Relative abundances of the major taxa present in Ca. Nha. antarcticus enrichment cultures. Metagenomes for Nha-R1 (A), Nha-Ce (B), Nha-CHl (C), and Nha-CFC (D). Quadrants show relative abundances of the major taxa identified in each enrichment metagenome. Abundances were calculated using average read depth across a set of universally distributed single-copy genes. Area of the colored sections is directly proportional to the relative abundance of each taxonomic unit. The only taxa identified in all 4 metagenomes were Ca.

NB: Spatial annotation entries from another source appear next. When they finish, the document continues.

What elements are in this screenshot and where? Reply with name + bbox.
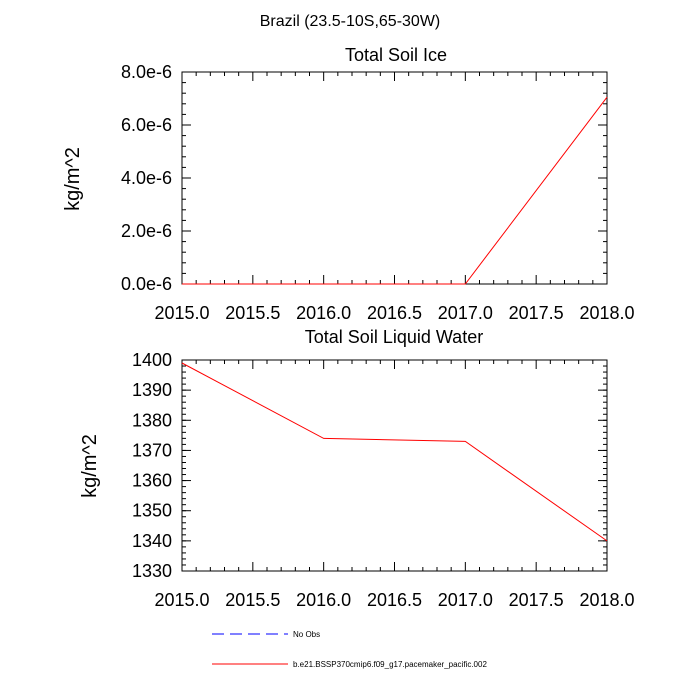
y-tick-label: 4.0e-6 (121, 168, 172, 188)
x-tick-label: 2016.5 (367, 303, 422, 323)
y-tick-label: 1380 (132, 410, 172, 430)
x-tick-label: 2015.5 (225, 590, 280, 610)
y-tick-label: 1390 (132, 380, 172, 400)
plot-frame (181, 71, 608, 285)
x-tick-label: 2017.5 (509, 590, 564, 610)
y-tick-label: 1400 (132, 350, 172, 370)
x-tick-label: 2015.0 (154, 590, 209, 610)
series-line-model (182, 96, 608, 285)
legend-label-no-obs: No Obs (293, 630, 320, 639)
panel-title: Total Soil Liquid Water (305, 327, 483, 347)
y-axis-label: kg/m^2 (62, 147, 84, 211)
x-tick-label: 2015.0 (154, 303, 209, 323)
x-tick-label: 2017.0 (438, 590, 493, 610)
x-tick-label: 2018.0 (579, 303, 634, 323)
x-tick-label: 2016.0 (296, 590, 351, 610)
y-tick-label: 1340 (132, 531, 172, 551)
x-tick-label: 2018.0 (579, 590, 634, 610)
x-tick-label: 2016.5 (367, 590, 422, 610)
series-line-model (181, 362, 608, 542)
y-tick-label: 1350 (132, 501, 172, 521)
y-tick-label: 1370 (132, 440, 172, 460)
x-tick-label: 2017.5 (509, 303, 564, 323)
y-tick-label: 8.0e-6 (121, 62, 172, 82)
y-tick-label: 6.0e-6 (121, 115, 172, 135)
y-tick-label: 2.0e-6 (121, 221, 172, 241)
y-tick-label: 1330 (132, 561, 172, 581)
panel-soil-ice: Total Soil Ice kg/m^2 2015.0 2015.5 2016.0… (62, 45, 635, 323)
x-tick-label: 2016.0 (296, 303, 351, 323)
y-axis-label: kg/m^2 (79, 434, 101, 498)
legend: No Obs b.e21.BSSP370cmip6.f09_g17.pacema… (212, 630, 487, 669)
legend-label-model: b.e21.BSSP370cmip6.f09_g17.pacemaker_pac… (293, 660, 487, 669)
y-tick-label: 0.0e-6 (121, 274, 172, 294)
x-tick-label: 2015.5 (225, 303, 280, 323)
panel-title: Total Soil Ice (345, 45, 447, 65)
figure-title: Brazil (23.5-10S,65-30W) (260, 13, 441, 30)
plot-frame (181, 359, 608, 572)
y-tick-label: 1360 (132, 471, 172, 491)
x-tick-label: 2017.0 (438, 303, 493, 323)
panel-soil-liquid-water: Total Soil Liquid Water kg/m^2 2015.0 201… (79, 327, 635, 610)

Nha. antarcticus (Nha-R1: 41%; Nha-Ce: 19%; Nha-CHl: 30%; Nha-CFC: 47%), Hrr. lacusprofundi (Nha-R1: 28%; Nha-Ce: 59%; Nha-CHl: 56%; Nha-CFC: 29%), and Natrinema sp. (Nha-R1: 1%; Nha-Ce: 14%; Nha-CHl: 8%; Nha-CFC: 16%).

Fig. 2.

Experimental design for cultivating Ca. Nha. antarcticus in enrichments through to coculture with Hrr. lacusprofundi. The names of the metagenomes associated with the enrichment cultures (Fig. 1) are in bold: Nha-R1, Nha-Ce, Nha-CHl, and Nha-CFC.

Fig. 3.

FISH of Nha-C enrichment with Hrr. lacusprofundi ACAM34-hmgA. Fluorescence micrographs show individual Nha-C cells among Hrr. lacusprofundi cells (A–D) and Nha-C cells in contact with Hrr. lacusprofundi cells (E–H). Nha-C cells are labeled with a Cy5-conjugated (red fluorescence) probe. Hrr. lacusprofundi cells are labeled with a Cy3 (yellow fluorescence; recolored to green to improve contrast) probe; all nucleic acid-containing cells are stained with DAPI (blue fluorescence). Composite image of all 3 filters (A and E). Individual filters for Cy3 (B and F), DAPI (C and G), and Cy5 (D and H). (Scale bars: 2 µm.)

Fig. 4.

TEM of Nha-C enrichment with Hrr. lacusprofundi ACAM34-hmgA. Small individual cells consistent with being Nha-C (A and B). Arrows mark putative Nha-C cells (B). Small cells that appear to have intact membranes with minimal visible boundary layers separating them from larger cells, consistent with Nha-C associating with Hrr. lacusprofundi (C and D). Small cell that appears to be attached with a possible membrane collar to a large cell (E and F); the morphology is reminiscent of a site of budding (detachment) or possibly, initial stages of fusing after attachment.

Fig. 5.

FISH of Nha-C FACS cells with Hrr. lacusprofundi ACAM34. Fluorescence micrographs show Nha-C cells in contact with Hrr. lacusprofundi cells. The Nha-C cells fluoresced for both the Nha-C and Hrr. lacusprofundi probes, indicating that Hrr. lacusprofundi rRNA transfers to Nha-C cells. Nha-C cells are labeled with a Cy5-conjugated (red fluorescence) probe. Hrr. lacusprofundi cells are labeled with a Cy3 (yellow fluorescence; recolored to green to improve contrast) probe; all nucleic acid-containing cells are stained with DAPI (blue fluorescence). Composite image of all 3 filters (A and E). Individual filters for Cy3 (B and F), DAPI (C and G), and Cy5 (D and H). (Scale bars: 2 µm.)

Fig. 6.

TEM of Nha-C FACS cells with Hrr. lacusprofundi ACAM34. Small individual cells consistent with being Nha-C (A). A single and “budded” cell (putative Nha-C) intimately associated with a larger cell (putative Hrr. lacusprofundi) (B–D). The budded structure may arise from cell division occurring while Nha-C cells are attached to Hrr. lacusprofundi (D). Multiple small cells (putative Nha-C) seem to be associated with a larger cell (putative Hrr. lacusprofundi) surrounded by possible extracellular material (E and F). The appearance of extracellular material occurred in other images of FACS cultures (SI Appendix, Fig. S14), including in an image of a large cell (putative Hrr. lacusprofundi) that appears to have lysed (SI Appendix, Fig. S14E).

Fig. 7.

Domain structure of SPEARE proteins. (A) Protein domains predicted for the 5,998 amino acid Ca. Nha. antarcticus SPEARE protein (IMG gene identification no. 2643306914; locus tag: NAR1_1133). (B) Domain structure comparison of SPEARE proteins from Nha-R1, Ca. Nanopetramus SG9 (8), and Lake Tyrrell metagenome data (2) depicted approximately to scale. Ca. Nanopetramus SG9 SPEARE 1 (8,553 amino acids; hypothetical protein AQV86_04780; accession no. AOV94740.1). Ca. Nanopetramus SG9 SPEARE 2 (4,057 amino acids; hypothetical protein AQV86_02335; accession no. AOV95205.1). Lake Tyrrell SPEARE (717 amino acids; IMG gene identification no. LTJ07AB_218510; locus tag: LTJ07AB_218510). Ca. Nanopetramus SG9 SPEARE 3 (3,315 amino acids; hypothetical protein AQV86_02330; accession no. AOV94739.1).